In the company, I'm responsible for the following tasks:

1. Content Management Tasks: For my content management responsibilities, you'll track the following activities:

- Classifying Products and Information:
- Record the time and date when you classify new products or update classifications under the specified topics.
- Wiki content Management:
- Track the creation and updates of wiki pages. Log the topic, time spent, and content synopsis.
- Bazaar content Management:
- Track the products launched on the Bazaar, categorize them in six specific topics: `<Smart Sensing>`, `<Edge AI>`, `<Low-power network>`, `<Environment Sensing>`, `<Activity management>`, `<Digitalize equipments>`
- File report:
- Check if I need to file a report to the boss.



Example of a Task Entry: I need you to output like this in the task tracker:

"Task": Classifying new products under <Edge AI>
"Start Time": April 30, 2024, 10:00 AM
"End Time": April 30, 2024, 11:30 AM
"Duration": 1.5 hours
"Details": Classified 20 new products to be featured in the upcoming company newsletter.

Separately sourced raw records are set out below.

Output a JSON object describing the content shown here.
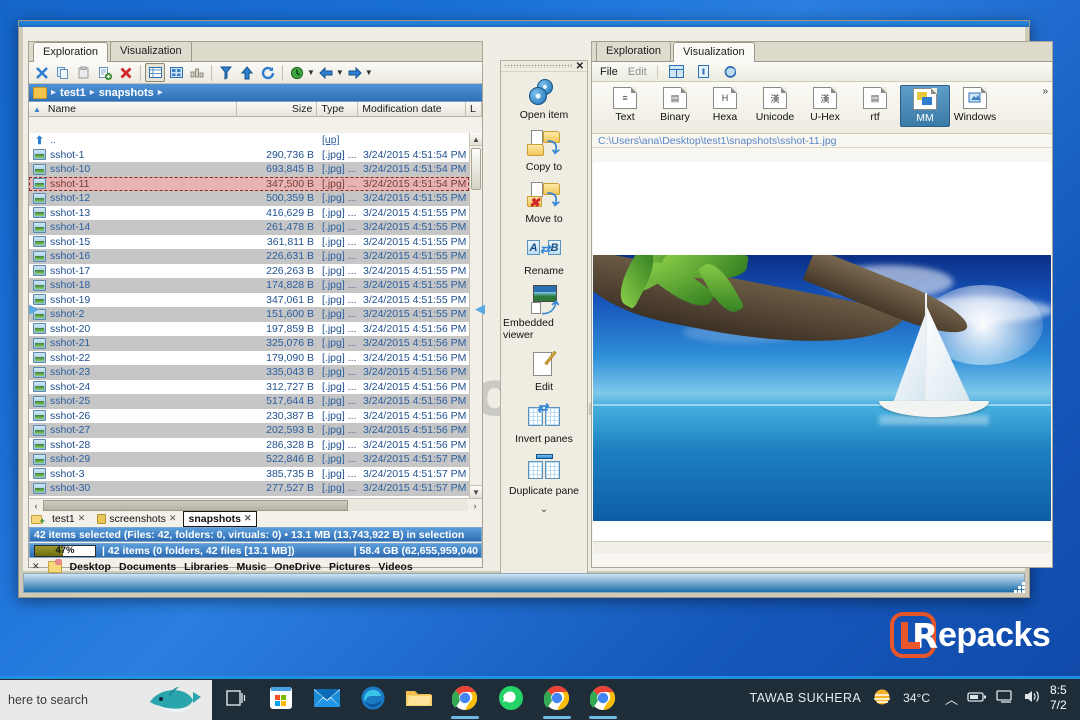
{
  "window": {
    "left_pane": {
      "tabs": [
        {
          "label": "Exploration",
          "active": true
        },
        {
          "label": "Visualization",
          "active": false
        }
      ],
      "toolbar_icons": [
        "cut-icon",
        "copy-icon",
        "paste-icon",
        "properties-icon",
        "delete-icon",
        "details-view-icon",
        "thumbnails-view-icon",
        "list-view-icon",
        "filter-icon",
        "up-level-icon",
        "refresh-icon",
        "history-icon",
        "back-icon",
        "forward-icon"
      ],
      "breadcrumb": {
        "root_icon": "folder-icon",
        "crumbs": [
          "test1",
          "snapshots"
        ]
      },
      "columns": [
        "Name",
        "Size",
        "Type",
        "Modification date",
        "L"
      ],
      "up_row": {
        "name": "..",
        "type": "[up]"
      },
      "files": [
        {
          "name": "sshot-1",
          "size": "290,736 B",
          "type": "[.jpg] ...",
          "date": "3/24/2015 4:51:54 PM",
          "state": "odd"
        },
        {
          "name": "sshot-10",
          "size": "693,845 B",
          "type": "[.jpg] ...",
          "date": "3/24/2015 4:51:54 PM",
          "state": "even"
        },
        {
          "name": "sshot-11",
          "size": "347,500 B",
          "type": "[.jpg] ...",
          "date": "3/24/2015 4:51:54 PM",
          "state": "sel"
        },
        {
          "name": "sshot-12",
          "size": "500,359 B",
          "type": "[.jpg] ...",
          "date": "3/24/2015 4:51:55 PM",
          "state": "even"
        },
        {
          "name": "sshot-13",
          "size": "416,629 B",
          "type": "[.jpg] ...",
          "date": "3/24/2015 4:51:55 PM",
          "state": "odd"
        },
        {
          "name": "sshot-14",
          "size": "261,478 B",
          "type": "[.jpg] ...",
          "date": "3/24/2015 4:51:55 PM",
          "state": "even"
        },
        {
          "name": "sshot-15",
          "size": "361,811 B",
          "type": "[.jpg] ...",
          "date": "3/24/2015 4:51:55 PM",
          "state": "odd"
        },
        {
          "name": "sshot-16",
          "size": "226,631 B",
          "type": "[.jpg] ...",
          "date": "3/24/2015 4:51:55 PM",
          "state": "even"
        },
        {
          "name": "sshot-17",
          "size": "226,263 B",
          "type": "[.jpg] ...",
          "date": "3/24/2015 4:51:55 PM",
          "state": "odd"
        },
        {
          "name": "sshot-18",
          "size": "174,828 B",
          "type": "[.jpg] ...",
          "date": "3/24/2015 4:51:55 PM",
          "state": "even"
        },
        {
          "name": "sshot-19",
          "size": "347,061 B",
          "type": "[.jpg] ...",
          "date": "3/24/2015 4:51:55 PM",
          "state": "odd"
        },
        {
          "name": "sshot-2",
          "size": "151,600 B",
          "type": "[.jpg] ...",
          "date": "3/24/2015 4:51:55 PM",
          "state": "even"
        },
        {
          "name": "sshot-20",
          "size": "197,859 B",
          "type": "[.jpg] ...",
          "date": "3/24/2015 4:51:56 PM",
          "state": "odd"
        },
        {
          "name": "sshot-21",
          "size": "325,076 B",
          "type": "[.jpg] ...",
          "date": "3/24/2015 4:51:56 PM",
          "state": "even"
        },
        {
          "name": "sshot-22",
          "size": "179,090 B",
          "type": "[.jpg] ...",
          "date": "3/24/2015 4:51:56 PM",
          "state": "odd"
        },
        {
          "name": "sshot-23",
          "size": "335,043 B",
          "type": "[.jpg] ...",
          "date": "3/24/2015 4:51:56 PM",
          "state": "even"
        },
        {
          "name": "sshot-24",
          "size": "312,727 B",
          "type": "[.jpg] ...",
          "date": "3/24/2015 4:51:56 PM",
          "state": "odd"
        },
        {
          "name": "sshot-25",
          "size": "517,644 B",
          "type": "[.jpg] ...",
          "date": "3/24/2015 4:51:56 PM",
          "state": "even"
        },
        {
          "name": "sshot-26",
          "size": "230,387 B",
          "type": "[.jpg] ...",
          "date": "3/24/2015 4:51:56 PM",
          "state": "odd"
        },
        {
          "name": "sshot-27",
          "size": "202,593 B",
          "type": "[.jpg] ...",
          "date": "3/24/2015 4:51:56 PM",
          "state": "even"
        },
        {
          "name": "sshot-28",
          "size": "286,328 B",
          "type": "[.jpg] ...",
          "date": "3/24/2015 4:51:56 PM",
          "state": "odd"
        },
        {
          "name": "sshot-29",
          "size": "522,846 B",
          "type": "[.jpg] ...",
          "date": "3/24/2015 4:51:57 PM",
          "state": "even"
        },
        {
          "name": "sshot-3",
          "size": "385,735 B",
          "type": "[.jpg] ...",
          "date": "3/24/2015 4:51:57 PM",
          "state": "odd"
        },
        {
          "name": "sshot-30",
          "size": "277,527 B",
          "type": "[.jpg] ...",
          "date": "3/24/2015 4:51:57 PM",
          "state": "even"
        }
      ],
      "folder_tabs": [
        {
          "label": "test1",
          "active": false,
          "icon": "none"
        },
        {
          "label": "screenshots",
          "active": false,
          "icon": "lock-icon"
        },
        {
          "label": "snapshots",
          "active": true,
          "icon": "none"
        }
      ],
      "status_selection": "42 items selected (Files: 42, folders: 0, virtuals: 0) • 13.1 MB (13,743,922 B) in selection",
      "status_percent": "47%",
      "status_items": "| 42 items (0 folders, 42 files [13.1 MB])",
      "status_free": "| 58.4 GB (62,655,959,040",
      "quick_links": [
        "Desktop",
        "Documents",
        "Libraries",
        "Music",
        "OneDrive",
        "Pictures",
        "Videos"
      ]
    },
    "command_panel": {
      "close_label": "✕",
      "commands": [
        {
          "label": "Open item",
          "icon": "gears-icon"
        },
        {
          "label": "Copy to",
          "icon": "copy-to-folder-icon"
        },
        {
          "label": "Move to",
          "icon": "move-to-folder-icon"
        },
        {
          "label": "Rename",
          "icon": "rename-ab-icon"
        },
        {
          "label": "Embedded viewer",
          "icon": "embedded-viewer-icon"
        },
        {
          "label": "Edit",
          "icon": "edit-pencil-icon"
        },
        {
          "label": "Invert panes",
          "icon": "invert-panes-icon"
        },
        {
          "label": "Duplicate pane",
          "icon": "duplicate-pane-icon"
        }
      ],
      "more_chevron": "⌄"
    },
    "right_pane": {
      "tabs": [
        {
          "label": "Exploration",
          "active": false
        },
        {
          "label": "Visualization",
          "active": true
        }
      ],
      "menu": [
        "File",
        "Edit"
      ],
      "menu_icons": [
        "split-view-icon",
        "info-icon",
        "reload-icon"
      ],
      "view_buttons": [
        {
          "label": "Text",
          "selected": false
        },
        {
          "label": "Binary",
          "selected": false
        },
        {
          "label": "Hexa",
          "selected": false
        },
        {
          "label": "Unicode",
          "selected": false
        },
        {
          "label": "U-Hex",
          "selected": false
        },
        {
          "label": "rtf",
          "selected": false
        },
        {
          "label": "MM",
          "selected": true
        },
        {
          "label": "Windows",
          "selected": false
        }
      ],
      "overflow_chevron": "»",
      "path": "C:\\Users\\ana\\Desktop\\test1\\snapshots\\sshot-11.jpg",
      "preview_alt": "beach-palm-sailboat-photo"
    }
  },
  "watermark": "Repacks.com.ru",
  "desktop_logo": {
    "mark": "L",
    "r": "R",
    "text": "epacks"
  },
  "taskbar": {
    "search_placeholder": "here to search",
    "apps": [
      {
        "name": "task-view-icon",
        "active": false
      },
      {
        "name": "microsoft-store-icon",
        "active": false
      },
      {
        "name": "mail-icon",
        "active": false
      },
      {
        "name": "edge-icon",
        "active": false
      },
      {
        "name": "file-explorer-icon",
        "active": false
      },
      {
        "name": "chrome-icon",
        "active": true
      },
      {
        "name": "whatsapp-icon",
        "active": false
      },
      {
        "name": "chrome-icon",
        "active": true
      },
      {
        "name": "chrome-icon",
        "active": true
      }
    ],
    "user": "TAWAB SUKHERA",
    "weather": "34°C",
    "weather_icon": "sun-cloud-icon",
    "tray_icons": [
      "show-hidden-icons-chevron",
      "battery-icon",
      "network-icon",
      "volume-icon"
    ],
    "clock_time": "8:5",
    "clock_date": "7/2"
  },
  "colors": {
    "accent_blue": "#1f8fe0",
    "status_blue": "#2f6db3",
    "selection_red": "#e7b3b3",
    "logo_orange": "#e8562a",
    "desktop_blue": "#1558bb"
  }
}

Additionally, I am still responsible for the following tasks:

2. Contributor Program Management: For my Contributor Program management responsibilities, you'll track the following activities:

- Task Assignments and Completions:
- Record each task posted on the "Seeed project platform" GitHub.
- Label them as Tier1, Tier2, Tier3 different level, if there is not, said "need labeled"
- Track who is assigned to each task.
- Log when tasks are completed.
- Note the bonus or products awarded for task completion, based labeled level
- File report:
- Check if I need to file a report to the boss.

Example Entry for Contributor Program: I need you to output like this in the task tracker:
"Task": Update documentation for <Smart Sensing> module.
"Assigned to": Contributor John Doe
"Completion Date": May 5, 2024
"Bonus Awarded": Tier 2 / Raspberry Pi Kit

3. Website Management: For my Website Management responsibilities, you'll track the following activities:

- Understanding business needs for websites:
- Record key points from the business understand their needs
- Give improvements and provide any suggestions
- Development Tasks and Plan setup:
- Track the tasks that need to assign to the R&D department.
- Monitor progress and completion of these tasks.

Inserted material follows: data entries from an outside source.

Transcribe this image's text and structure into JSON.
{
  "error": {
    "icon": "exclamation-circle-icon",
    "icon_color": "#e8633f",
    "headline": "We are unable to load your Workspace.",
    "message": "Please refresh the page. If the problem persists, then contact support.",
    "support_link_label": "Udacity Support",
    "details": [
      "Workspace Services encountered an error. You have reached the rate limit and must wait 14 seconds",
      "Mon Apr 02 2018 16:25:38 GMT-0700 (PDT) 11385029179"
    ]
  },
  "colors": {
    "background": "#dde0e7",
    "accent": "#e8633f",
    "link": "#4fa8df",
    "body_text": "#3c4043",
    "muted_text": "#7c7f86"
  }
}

Example Entry for Contributor Program: I need you to output like this in the task tracker:
"Task": Upgrade UI design on Bazaar website on the mobile.
"Date": two months
"Key Points":
There requires a new framework specifically for mobile platform, multiple portions will be changed.
"Improvements Proposed":
There needs all kinds of contents and you might need to think it through.

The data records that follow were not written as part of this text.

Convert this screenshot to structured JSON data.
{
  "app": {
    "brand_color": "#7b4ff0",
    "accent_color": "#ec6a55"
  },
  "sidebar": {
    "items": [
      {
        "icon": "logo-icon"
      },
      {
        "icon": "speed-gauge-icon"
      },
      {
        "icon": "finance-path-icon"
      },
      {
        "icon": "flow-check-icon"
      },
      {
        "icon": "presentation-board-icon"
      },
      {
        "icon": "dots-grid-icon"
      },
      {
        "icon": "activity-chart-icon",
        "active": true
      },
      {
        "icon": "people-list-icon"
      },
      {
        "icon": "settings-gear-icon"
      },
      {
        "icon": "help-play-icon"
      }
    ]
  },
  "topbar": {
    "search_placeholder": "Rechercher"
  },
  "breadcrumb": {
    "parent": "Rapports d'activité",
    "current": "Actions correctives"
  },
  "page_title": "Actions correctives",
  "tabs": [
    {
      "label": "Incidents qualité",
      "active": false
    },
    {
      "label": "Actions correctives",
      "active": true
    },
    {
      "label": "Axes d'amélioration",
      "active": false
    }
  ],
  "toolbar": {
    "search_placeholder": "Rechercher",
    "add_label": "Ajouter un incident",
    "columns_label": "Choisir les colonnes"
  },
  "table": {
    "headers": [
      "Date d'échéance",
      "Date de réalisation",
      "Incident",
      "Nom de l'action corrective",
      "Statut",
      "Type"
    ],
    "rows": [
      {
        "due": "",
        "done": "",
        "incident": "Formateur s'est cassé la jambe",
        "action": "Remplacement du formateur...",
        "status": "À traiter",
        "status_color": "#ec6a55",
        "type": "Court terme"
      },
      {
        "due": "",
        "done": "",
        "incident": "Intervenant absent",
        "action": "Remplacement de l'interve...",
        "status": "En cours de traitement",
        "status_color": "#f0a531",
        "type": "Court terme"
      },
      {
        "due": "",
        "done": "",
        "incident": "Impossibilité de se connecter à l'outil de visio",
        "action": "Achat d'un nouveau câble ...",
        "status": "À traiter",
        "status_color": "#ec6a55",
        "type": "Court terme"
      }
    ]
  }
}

Then I copy it to my modelfile and use ollama create matthew_1 -f modelfile to put my prompt in the LLM model(llama3), called it matthew_1. Next I run ollama run matthew_1:

Looking good:

But I need the format output "more format":

I have to output what I preset - only that I can convert the content into the jsx file.

So I have to pre-set it:

* If you think what I said is about <Content Management>, the format output is:

``
*Content Management*
"Task": ""
"Start Time": ""
"End Time": ""
"Duration": ""
"Details": ""
``

* If you think what I said is about <Contributor Program Management>, the format output is:

``
*Contributor Program Management*
"Task": ""
"Assigned to": ""
"Completion Date": ""
"Bonus Awarded": ""
``

* If you think what I said is about <Website Management>, the format output is:


``
*Website Management*
"Task": ""
"Date": ""
"Key Points": ""
"Improvements Proposed": ""
``

You must output for all three tasks with all three formats. If you don't think what I said is related to one of them, then just output: "you have't mentioned <Content Management> or <Contributor Program Management> or <Website Management>"

Then I created Matthew_2 bot and input the contents:

note

The contributor Mr.Jeffson is doing a CircuitPython supprting on XIAO ESP32C3, I have to assign to him on GitHub and perpare the Tier 2 compensation. And I need to inform my supervisor that the Jetson contents have been categorized. And for website, I think today I have a meeting about giving the tasks to R&D department, letting them to develop the mobile Bazaar platform today

I got:

Works perfect! Then I use this modelfile will be fine.